Not satisfied with a half-victory, advocates for worker rights and environmental safety put pressure on EPA to ban all uses of chlorpyrifos. In 2007, Pesticide Action Network of North America and the Natural Resources Defense Council filed a petition with the EPA demanding that it “ban the pesticide or issue final rulings on their acceptable levels.”[i] Under President Obama, the agency did so, concluding that the chemical did not meet the standard of a “reasonable certainty of no harm.” Unfortunately, that decision was reversed under President Trump and EPA Administrator Scott Pruitt.

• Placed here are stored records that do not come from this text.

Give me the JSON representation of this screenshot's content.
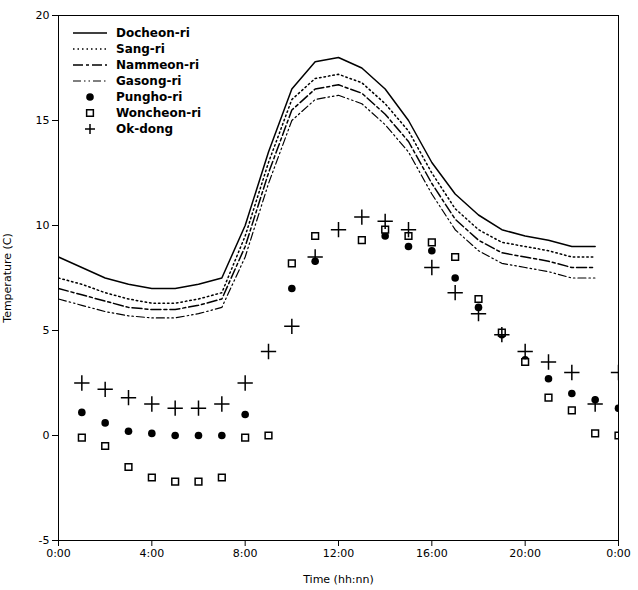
{
  "chart_data": {
    "type": "line",
    "xlabel": "Time (hh:nn)",
    "ylabel": "Temperature (C)",
    "xlim": [
      0,
      24
    ],
    "ylim": [
      -5,
      20
    ],
    "xticks": [
      {
        "value": 0,
        "label": "0:00"
      },
      {
        "value": 4,
        "label": "4:00"
      },
      {
        "value": 8,
        "label": "8:00"
      },
      {
        "value": 12,
        "label": "12:00"
      },
      {
        "value": 16,
        "label": "16:00"
      },
      {
        "value": 20,
        "label": "20:00"
      },
      {
        "value": 24,
        "label": "0:00"
      }
    ],
    "yticks": [
      -5,
      0,
      5,
      10,
      15,
      20
    ],
    "grid": false,
    "legend": "upper left",
    "series": [
      {
        "name": "Docheon-ri",
        "type": "line",
        "color": "#000000",
        "line_style": "solid",
        "x": [
          0,
          1,
          2,
          3,
          4,
          5,
          6,
          7,
          8,
          9,
          10,
          11,
          12,
          13,
          14,
          15,
          16,
          17,
          18,
          19,
          20,
          21,
          22,
          23
        ],
        "values": [
          8.5,
          8.0,
          7.5,
          7.2,
          7.0,
          7.0,
          7.2,
          7.5,
          10.0,
          13.5,
          16.5,
          17.8,
          18.0,
          17.5,
          16.5,
          15.0,
          13.0,
          11.5,
          10.5,
          9.8,
          9.5,
          9.3,
          9.0,
          9.0
        ]
      },
      {
        "name": "Sang-ri",
        "type": "line",
        "color": "#000000",
        "line_style": "dotted",
        "x": [
          0,
          1,
          2,
          3,
          4,
          5,
          6,
          7,
          8,
          9,
          10,
          11,
          12,
          13,
          14,
          15,
          16,
          17,
          18,
          19,
          20,
          21,
          22,
          23
        ],
        "values": [
          7.5,
          7.2,
          6.8,
          6.5,
          6.3,
          6.3,
          6.5,
          6.8,
          9.5,
          13.0,
          16.0,
          17.0,
          17.2,
          16.8,
          15.8,
          14.5,
          12.5,
          10.8,
          9.8,
          9.2,
          9.0,
          8.8,
          8.5,
          8.5
        ]
      },
      {
        "name": "Nammeon-ri",
        "type": "line",
        "color": "#000000",
        "line_style": "dashdot",
        "x": [
          0,
          1,
          2,
          3,
          4,
          5,
          6,
          7,
          8,
          9,
          10,
          11,
          12,
          13,
          14,
          15,
          16,
          17,
          18,
          19,
          20,
          21,
          22,
          23
        ],
        "values": [
          7.0,
          6.7,
          6.4,
          6.1,
          6.0,
          6.0,
          6.2,
          6.5,
          9.0,
          12.5,
          15.5,
          16.5,
          16.7,
          16.3,
          15.3,
          14.0,
          12.0,
          10.3,
          9.3,
          8.7,
          8.5,
          8.3,
          8.0,
          8.0
        ]
      },
      {
        "name": "Gasong-ri",
        "type": "line",
        "color": "#000000",
        "line_style": "dashdotdot",
        "x": [
          0,
          1,
          2,
          3,
          4,
          5,
          6,
          7,
          8,
          9,
          10,
          11,
          12,
          13,
          14,
          15,
          16,
          17,
          18,
          19,
          20,
          21,
          22,
          23
        ],
        "values": [
          6.5,
          6.2,
          5.9,
          5.7,
          5.6,
          5.6,
          5.8,
          6.1,
          8.5,
          12.0,
          15.0,
          16.0,
          16.2,
          15.8,
          14.8,
          13.5,
          11.5,
          9.8,
          8.8,
          8.2,
          8.0,
          7.8,
          7.5,
          7.5
        ]
      },
      {
        "name": "Pungho-ri",
        "type": "scatter",
        "color": "#000000",
        "marker": "circle",
        "x": [
          1,
          2,
          3,
          4,
          5,
          6,
          7,
          8,
          10,
          11,
          13,
          14,
          15,
          16,
          17,
          18,
          19,
          20,
          21,
          22,
          23,
          24
        ],
        "values": [
          1.1,
          0.6,
          0.2,
          0.1,
          0.0,
          0.0,
          0.0,
          1.0,
          7.0,
          8.3,
          9.3,
          9.5,
          9.0,
          8.8,
          7.5,
          6.1,
          4.8,
          3.6,
          2.7,
          2.0,
          1.7,
          1.3
        ]
      },
      {
        "name": "Woncheon-ri",
        "type": "scatter",
        "color": "#000000",
        "marker": "open_square",
        "x": [
          1,
          2,
          3,
          4,
          5,
          6,
          7,
          8,
          9,
          10,
          11,
          13,
          14,
          15,
          16,
          17,
          18,
          19,
          20,
          21,
          22,
          23,
          24
        ],
        "values": [
          -0.1,
          -0.5,
          -1.5,
          -2.0,
          -2.2,
          -2.2,
          -2.0,
          -0.1,
          0.0,
          8.2,
          9.5,
          9.3,
          9.8,
          9.5,
          9.2,
          8.5,
          6.5,
          4.9,
          3.5,
          1.8,
          1.2,
          0.1,
          0.0
        ]
      },
      {
        "name": "Ok-dong",
        "type": "scatter",
        "color": "#000000",
        "marker": "plus",
        "x": [
          1,
          2,
          3,
          4,
          5,
          6,
          7,
          8,
          9,
          10,
          11,
          12,
          13,
          14,
          15,
          16,
          17,
          18,
          19,
          20,
          21,
          22,
          23,
          24
        ],
        "values": [
          2.5,
          2.2,
          1.8,
          1.5,
          1.3,
          1.3,
          1.5,
          2.5,
          4.0,
          5.2,
          8.5,
          9.8,
          10.4,
          10.2,
          9.8,
          8.0,
          6.8,
          5.8,
          4.8,
          4.0,
          3.5,
          3.0,
          1.5,
          3.0
        ]
      }
    ]
  }
}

This abrupt reversal was a big disappointment for public and environmental health advocates, who continued to take the federal government to court over its many administrative delays and overall failure to protect Americans from chlorpyrifos. Meanwhile, various states issued bans, starting with Hawaii in 2018, followed by California in 2019, then New York, and, most recently, a partial ban in Washington state.

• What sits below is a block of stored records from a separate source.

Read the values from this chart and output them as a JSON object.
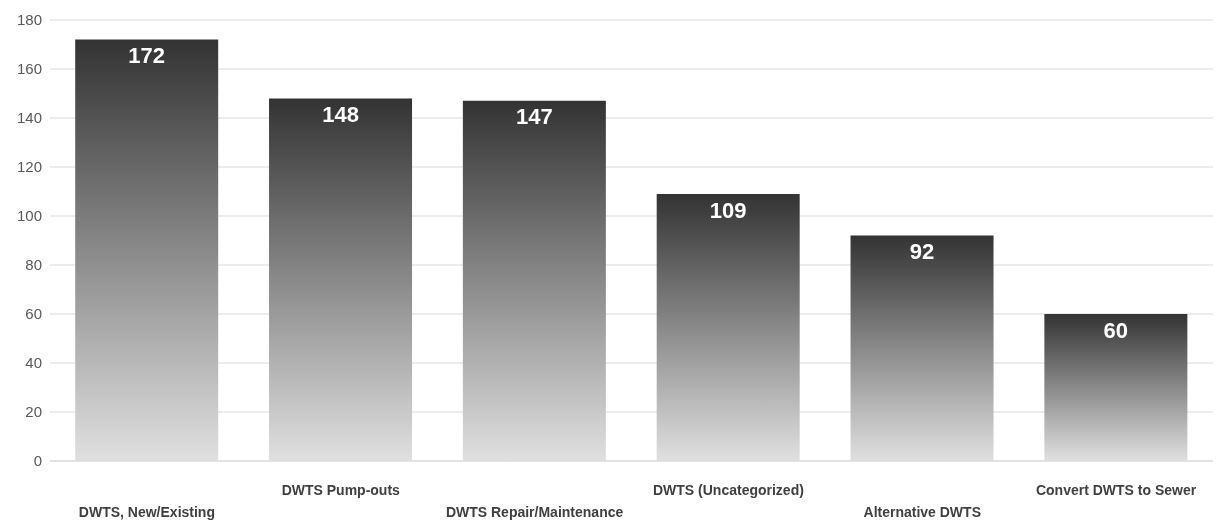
{
  "chart_data": {
    "type": "bar",
    "categories": [
      "DWTS, New/Existing",
      "DWTS Pump-outs",
      "DWTS Repair/Maintenance",
      "DWTS (Uncategorized)",
      "Alternative DWTS",
      "Convert DWTS to Sewer"
    ],
    "values": [
      172,
      148,
      147,
      109,
      92,
      60
    ],
    "color": "#333333",
    "ylim": [
      0,
      180
    ],
    "yticks": [
      0,
      20,
      40,
      60,
      80,
      100,
      120,
      140,
      160,
      180
    ],
    "grid": "y",
    "data_labels": true
  }
}
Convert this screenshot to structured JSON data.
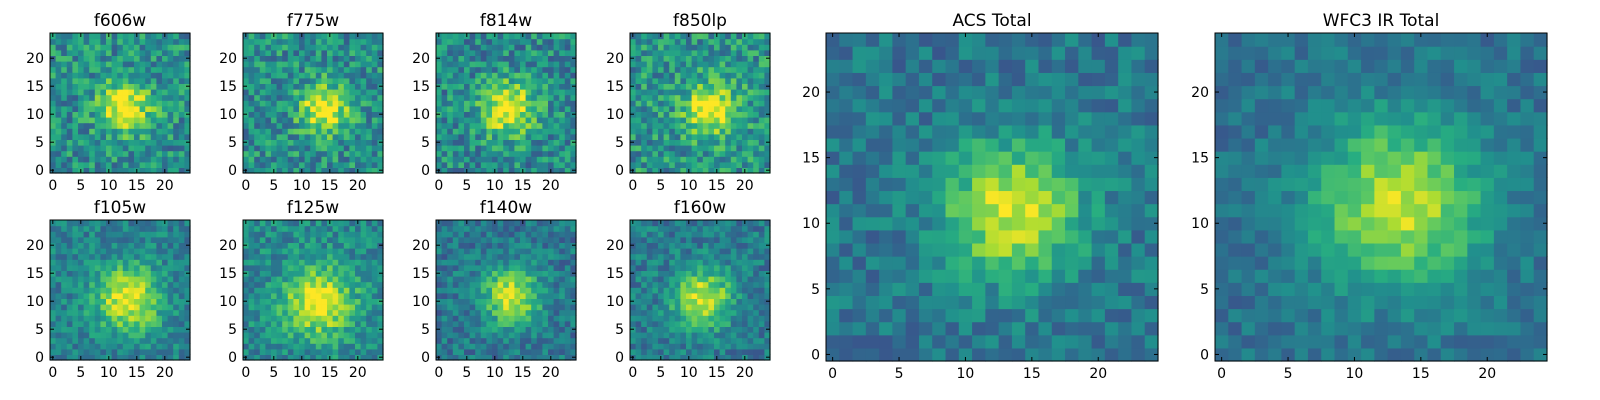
{
  "figure": {
    "colormap": "viridis",
    "frame_color": "#000000"
  },
  "chart_data": [
    {
      "type": "heatmap",
      "title": "f606w",
      "grid": 25,
      "xlim": [
        0,
        24
      ],
      "ylim": [
        0,
        24
      ],
      "xticks": [
        0,
        5,
        10,
        15,
        20
      ],
      "yticks": [
        0,
        5,
        10,
        15,
        20
      ],
      "source_center": [
        13,
        11.5
      ],
      "source_width": 3.2,
      "noise": 0.42,
      "base": 0.5,
      "seed": 11
    },
    {
      "type": "heatmap",
      "title": "f775w",
      "grid": 25,
      "xlim": [
        0,
        24
      ],
      "ylim": [
        0,
        24
      ],
      "xticks": [
        0,
        5,
        10,
        15,
        20
      ],
      "yticks": [
        0,
        5,
        10,
        15,
        20
      ],
      "source_center": [
        14,
        11
      ],
      "source_width": 3.0,
      "noise": 0.42,
      "base": 0.5,
      "seed": 23
    },
    {
      "type": "heatmap",
      "title": "f814w",
      "grid": 25,
      "xlim": [
        0,
        24
      ],
      "ylim": [
        0,
        24
      ],
      "xticks": [
        0,
        5,
        10,
        15,
        20
      ],
      "yticks": [
        0,
        5,
        10,
        15,
        20
      ],
      "source_center": [
        12.5,
        11
      ],
      "source_width": 3.4,
      "noise": 0.42,
      "base": 0.48,
      "seed": 37
    },
    {
      "type": "heatmap",
      "title": "f850lp",
      "grid": 25,
      "xlim": [
        0,
        24
      ],
      "ylim": [
        0,
        24
      ],
      "xticks": [
        0,
        5,
        10,
        15,
        20
      ],
      "yticks": [
        0,
        5,
        10,
        15,
        20
      ],
      "source_center": [
        14,
        11
      ],
      "source_width": 3.2,
      "noise": 0.42,
      "base": 0.52,
      "seed": 41
    },
    {
      "type": "heatmap",
      "title": "f105w",
      "grid": 25,
      "xlim": [
        0,
        24
      ],
      "ylim": [
        0,
        24
      ],
      "xticks": [
        0,
        5,
        10,
        15,
        20
      ],
      "yticks": [
        0,
        5,
        10,
        15,
        20
      ],
      "source_center": [
        13.5,
        10.5
      ],
      "source_width": 4.0,
      "noise": 0.3,
      "base": 0.45,
      "seed": 53
    },
    {
      "type": "heatmap",
      "title": "f125w",
      "grid": 25,
      "xlim": [
        0,
        24
      ],
      "ylim": [
        0,
        24
      ],
      "xticks": [
        0,
        5,
        10,
        15,
        20
      ],
      "yticks": [
        0,
        5,
        10,
        15,
        20
      ],
      "source_center": [
        13,
        10
      ],
      "source_width": 4.2,
      "noise": 0.32,
      "base": 0.48,
      "seed": 67
    },
    {
      "type": "heatmap",
      "title": "f140w",
      "grid": 25,
      "xlim": [
        0,
        24
      ],
      "ylim": [
        0,
        24
      ],
      "xticks": [
        0,
        5,
        10,
        15,
        20
      ],
      "yticks": [
        0,
        5,
        10,
        15,
        20
      ],
      "source_center": [
        13,
        11
      ],
      "source_width": 3.6,
      "noise": 0.3,
      "base": 0.4,
      "seed": 71
    },
    {
      "type": "heatmap",
      "title": "f160w",
      "grid": 25,
      "xlim": [
        0,
        24
      ],
      "ylim": [
        0,
        24
      ],
      "xticks": [
        0,
        5,
        10,
        15,
        20
      ],
      "yticks": [
        0,
        5,
        10,
        15,
        20
      ],
      "source_center": [
        12.5,
        10.5
      ],
      "source_width": 3.6,
      "noise": 0.3,
      "base": 0.42,
      "seed": 83
    },
    {
      "type": "heatmap",
      "title": "ACS Total",
      "grid": 25,
      "xlim": [
        0,
        24
      ],
      "ylim": [
        0,
        24
      ],
      "xticks": [
        0,
        5,
        10,
        15,
        20
      ],
      "yticks": [
        0,
        5,
        10,
        15,
        20
      ],
      "source_center": [
        13.5,
        11
      ],
      "source_width": 3.6,
      "noise": 0.26,
      "base": 0.4,
      "seed": 97
    },
    {
      "type": "heatmap",
      "title": "WFC3 IR Total",
      "grid": 25,
      "xlim": [
        0,
        24
      ],
      "ylim": [
        0,
        24
      ],
      "xticks": [
        0,
        5,
        10,
        15,
        20
      ],
      "yticks": [
        0,
        5,
        10,
        15,
        20
      ],
      "source_center": [
        13.5,
        11.5
      ],
      "source_width": 4.4,
      "noise": 0.2,
      "base": 0.38,
      "seed": 101
    }
  ]
}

The writing for the end of chlorpyrifos seemed to be on the wall – and then came this latest development on Thursday, February 6th. Jennifer Sass, senior scientist at the National Resources Defense Council, hailed Corteva’s decision as “an eventual forgone conclusion” in light of chlorpyrifos’s obvious toxicity. According to the Associated Press, Sass said, “this is a victory for our kids, farmworkers and rural communities nationwide”. According to EcoWatch, 5 million pounds of chlorpyrifos are applied to crops in the U.S. every year. When Corteva stops making it in 2021, that total amount will decrease significantly, and with it, the threat “to the developing brains and nervous systems of children and fetuses, such as learning disabilities, ADHD-like symptoms, and reductions in IQ.”
Of course, as advocates, we are always wondering, what’s the catch? Well, since there is no federal ban of the chemical, generic versions of chlorpyrifos will remain on the market. Also, Corteva will continue selling their product world-wide. After all, they claimed that their decision not to make chlorpyrifos in the US was purely a business calculation, as sales had dropped off precipitously. In other countries where chlorpyrifos’s dangers are not as well-publicized, they can sell more of it, harming children in those areas, instead.
Also, we have to ask ourselves, what will move in to fill the void left by chlorpyrifos in US agriculture? Chlorpyrifos itself was seen as a safer alternative to Chlordane, which had been proven to cause cancer and was banned in 1988. Will there be a new chemical developed that does greater harm? Not to mention, Chlorpyrifos is far from the only harmful pesticide on the market. Many others remain, such as dicamba, atrazine, and glyphosate. And then there’s the black market for pesticides, where illegal, toxic chemicals continue to be bought and sold in countries with porous borders and lax enforcement. According to the Washington Post, “as climate change and increasing demand for food accelerate the need for pesticides, [this black market is] getting bigger and more violent.”
Therefore, AFOP Health & Safety will continue educating farmworkers on how to stay safe when working among and near these chemicals. We call on all advocates to maintain their vigilance for anything threatening farmworkers, public health, and the environment – not just in your own backyard, but everywhere.